Malam itu, suasana terasa begitu hangat meskipun angin malam berhembus pelan. Kami, angkatan 25 Vermithor, duduk bersama di bawah langit yang dipenuhi bintang, menatap layar besar yang menampilkan perjalanan kami selama tiga tahun terakhir. Video angkatan ini bukan sekadar kumpulan gambar dan video, tapi potongan-potongan kenangan yang membentuk siapa kami hari ini.
Satu per satu momen itu terputar. Awal masuk sekolah dengan wajah polos dan canggung, hari-hari penuh tugas dan ujian yang melelahkan, keseruan di kelas saat guru sedang tidak ada, tawa lepas saat acara sekolah, hingga momen kebersamaan yang mungkin dulu terasa biasa saja, tapi kini begitu berharga.
Kami tertawa saat melihat kembali tingkah konyol di kelas, candaan yang dulu terasa receh tapi sekarang begitu dirindukan. Tapi di antara tawa itu, ada juga keheningan yang tiba-tiba datang. Mata mulai berkaca-kaca saat video memasuki bagian perpisahan—pesan dari guru, foto-foto terakhir bersama, dan tulisan-tulisan penuh makna yang mengingatkan bahwa sebentar lagi semuanya akan berubah.
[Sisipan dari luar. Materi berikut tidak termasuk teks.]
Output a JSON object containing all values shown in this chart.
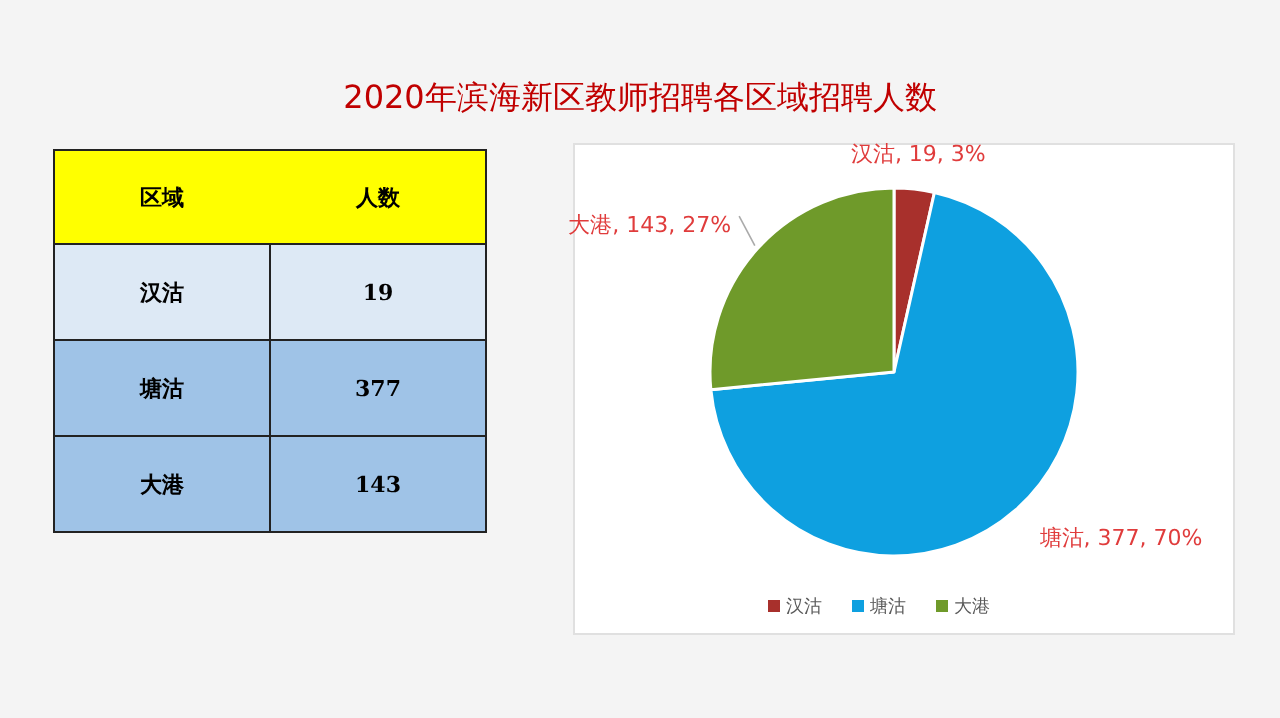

Beberapa dari kami mencoba menahan air mata, tapi akhirnya menyerah. Menangis bukan karena sedih semata, tapi karena sadar bahwa waktu berjalan begitu cepat. Rasanya baru kemarin kami mengenakan seragam putih abu-abu untuk pertama kalinya, dan sekarang, sebentar lagi kami harus melepasnya.
Malam itu, Vermithor tidak hanya sekadar angkatan, tapi sebuah keluarga. Kami mungkin akan berpisah, melangkah ke jalan masing-masing, tapi kenangan yang telah dibuat akan tetap melekat selamanya. Video angkatan ini bukan hanya rekaman biasa, tapi bukti bahwa kami pernah ada di sini, bersama, menjalani masa-masa terbaik dalam hidup.
Terima kasih untuk setiap tawa, tangis, dan kebersamaan ini. Vermithor 25, selamanya di hati.